Ryanair Increases Prices After Annual Drops In Profits

Ryanair has confirmed that fares are likely to rise in the coming months, after a year marked by reduced ticket prices and rising costs.
The low-cost carrier reported a €1.61 billion profit after tax for the financial year ending March 2025 – down 16% from the previous year’s €1.92 billion. This dip came despite carrying a record 200 million passengers, thanks to a 7% drop in average fares which the airline says helped stimulate demand.
But that fare strategy is set to change.
In a statement released earlier today, Ryanair said that fares for summer 2025 are already trending “modestly ahead” of last year, with Q1 fares expected to be 15–19% higher compared to the same period in FY25. The return of a full Easter period in April and stronger booking trends have contributed to this early boost.

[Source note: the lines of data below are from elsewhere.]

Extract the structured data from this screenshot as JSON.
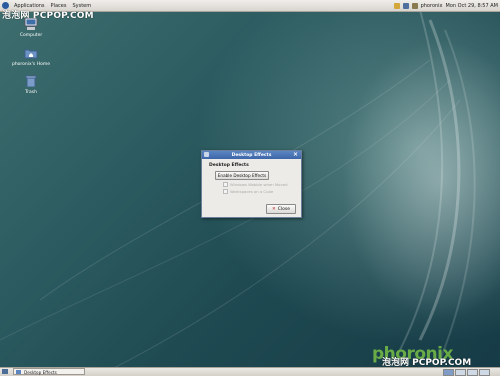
{
  "top_panel": {
    "menus": [
      "Applications",
      "Places",
      "System"
    ],
    "user": "phoronix",
    "clock": "Mon Oct 29,  8:57 AM"
  },
  "watermark": {
    "top": "泡泡网 PCPOP.COM",
    "bottom": "泡泡网 PCPOP.COM",
    "phoronix_logo": "phoronix"
  },
  "desktop_icons": [
    {
      "label": "Computer",
      "icon": "computer-icon"
    },
    {
      "label": "phoronix's Home",
      "icon": "home-folder-icon"
    },
    {
      "label": "Trash",
      "icon": "trash-icon"
    }
  ],
  "dialog": {
    "title": "Desktop Effects",
    "heading": "Desktop Effects",
    "enable_button": "Enable Desktop Effects",
    "options": [
      "Windows Wobble when Moved",
      "Workspaces on a Cube"
    ],
    "close_button": "Close"
  },
  "bottom_panel": {
    "task_label": "Desktop Effects",
    "workspaces": 4
  },
  "colors": {
    "desktop_bg": "#1f4a52",
    "titlebar": "#3c66a8",
    "panel": "#e4e1dc"
  }
}
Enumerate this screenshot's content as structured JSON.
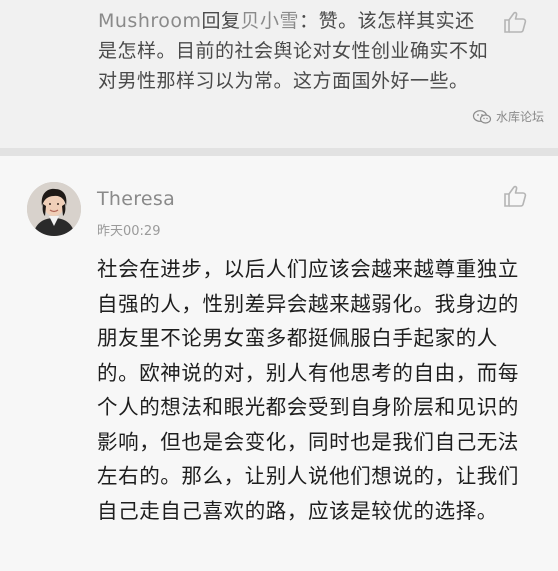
{
  "reply": {
    "author": "Mushroom",
    "verb": "回复",
    "target": "贝小雪",
    "separator": "：",
    "text": "赞。该怎样其实还是怎样。目前的社会舆论对女性创业确实不如对男性那样习以为常。这方面国外好一些。"
  },
  "watermark": {
    "label": "水库论坛",
    "icon": "wechat-icon"
  },
  "comment": {
    "username": "Theresa",
    "timestamp": "昨天00:29",
    "text": "社会在进步，以后人们应该会越来越尊重独立自强的人，性别差异会越来越弱化。我身边的朋友里不论男女蛮多都挺佩服白手起家的人的。欧神说的对，别人有他思考的自由，而每个人的想法和眼光都会受到自身阶层和见识的影响，但也是会变化，同时也是我们自己无法左右的。那么，让别人说他们想说的，让我们自己走自己喜欢的路，应该是较优的选择。"
  },
  "icons": {
    "like": "thumbs-up-icon",
    "avatar": "avatar"
  },
  "colors": {
    "reply_bg": "#f1f1f1",
    "comment_bg": "#f7f7f7",
    "meta_text": "#8a8a8a",
    "body_text": "#1e1e1e"
  }
}
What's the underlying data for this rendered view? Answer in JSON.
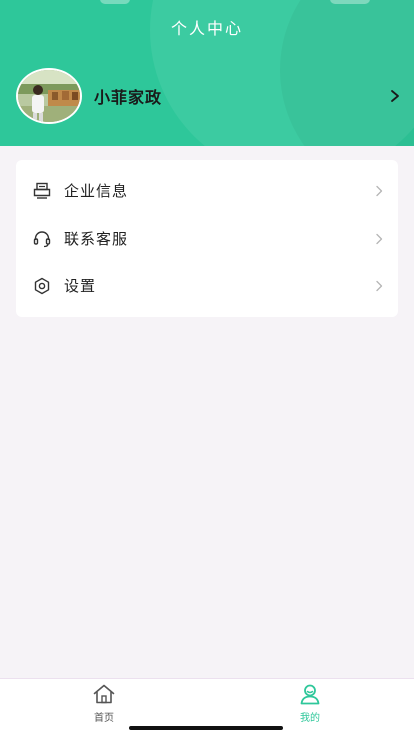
{
  "header": {
    "title": "个人中心",
    "background_color": "#2ec79a"
  },
  "profile": {
    "name": "小菲家政",
    "avatar_icon": "avatar-photo",
    "chevron_icon": "chevron-right-icon"
  },
  "menu": {
    "items": [
      {
        "label": "企业信息",
        "icon": "printer-icon"
      },
      {
        "label": "联系客服",
        "icon": "headset-icon"
      },
      {
        "label": "设置",
        "icon": "gear-icon"
      }
    ]
  },
  "tabbar": {
    "tabs": [
      {
        "label": "首页",
        "icon": "home-icon",
        "active": false
      },
      {
        "label": "我的",
        "icon": "user-icon",
        "active": true
      }
    ],
    "active_color": "#2ec79a"
  }
}
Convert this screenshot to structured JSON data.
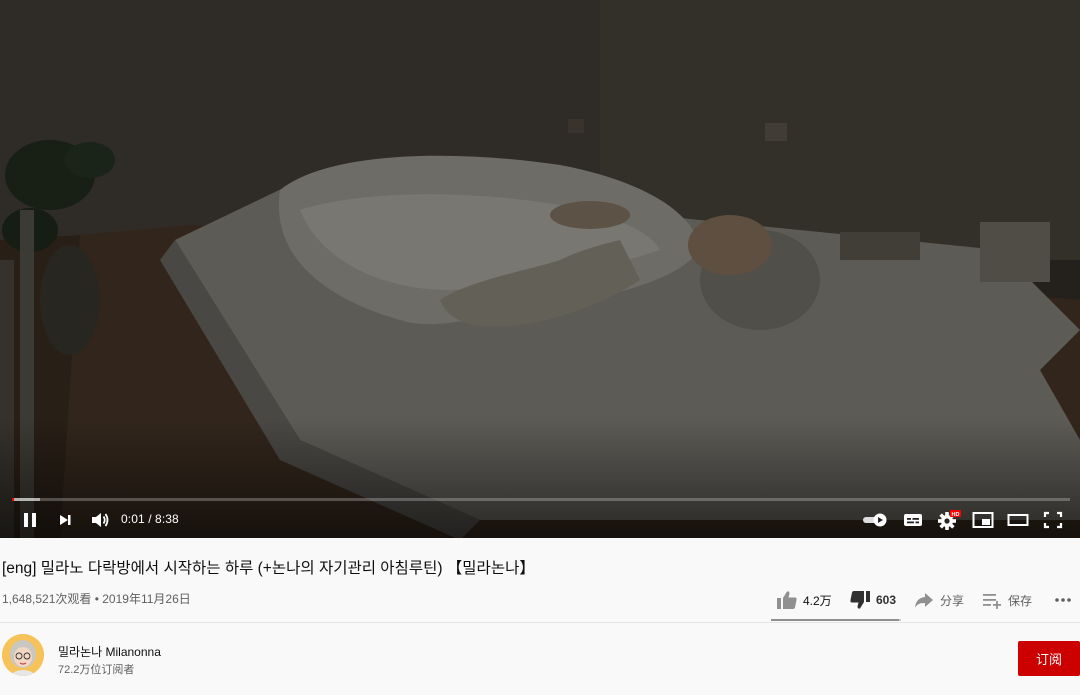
{
  "player": {
    "current_time": "0:01",
    "duration": "8:38",
    "time_display": "0:01 / 8:38",
    "progress_fraction": 0.002,
    "buffered_fraction": 0.026,
    "hd_badge": "HD"
  },
  "video": {
    "title": "[eng] 밀라노 다락방에서 시작하는 하루 (+논나의 자기관리 아침루틴) 【밀라논나】",
    "meta": "1,648,521次观看 • 2019年11月26日"
  },
  "actions": {
    "likes": "4.2万",
    "dislikes": "603",
    "share_label": "分享",
    "save_label": "保存",
    "like_fraction": 0.985
  },
  "channel": {
    "name": "밀라논나 Milanonna",
    "subscribers": "72.2万位订阅者",
    "subscribe_label": "订阅"
  },
  "colors": {
    "subscribe_bg": "#cc0000",
    "progress_played": "#ff0000",
    "hd_badge": "#ff0000"
  },
  "icons": [
    "pause-icon",
    "next-icon",
    "volume-icon",
    "autoplay-toggle-icon",
    "subtitles-icon",
    "settings-icon",
    "miniplayer-icon",
    "theater-mode-icon",
    "fullscreen-icon",
    "thumbs-up-icon",
    "thumbs-down-icon",
    "share-icon",
    "save-playlist-icon",
    "more-icon"
  ]
}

The airline says it expects to recover most, but not all, of the 7% fare drop from the previous year – meaning travellers could see prices rise moderately, especially in peak season.
CEO Michael O’Leary pointed to a mix of external cost pressures driving this shift, including higher air traffic control (ATC) charges, new environmental taxes, and a mandatory Sustainable Aviation Fuel (SAF) blend coming into effect in 2025. Although fuel costs remain well hedged other operating costs, including staffing and route charges, are pushing unit costs upward.
Meanwhile, Boeing delivery delays have forced Ryanair to cap its traffic growth at just 3% this year. With fewer new planes arriving on time, the airline says it is focusing capacity on airports and regions that are abolishing aviation taxes and incentivising growth. Over 160 new routes have been launched for summer 2025, bringing its total network to over 2,600 routes.
Despite these challenges, Ryanair remains financially strong, with nearly €4 billion in gross cash, and a continued focus on shareholder returns through dividends and buybacks.
The airline continues to encourage passengers to book early to secure the lowest fares, warning that constrained capacity and strong demand will likely push prices up closer to departure.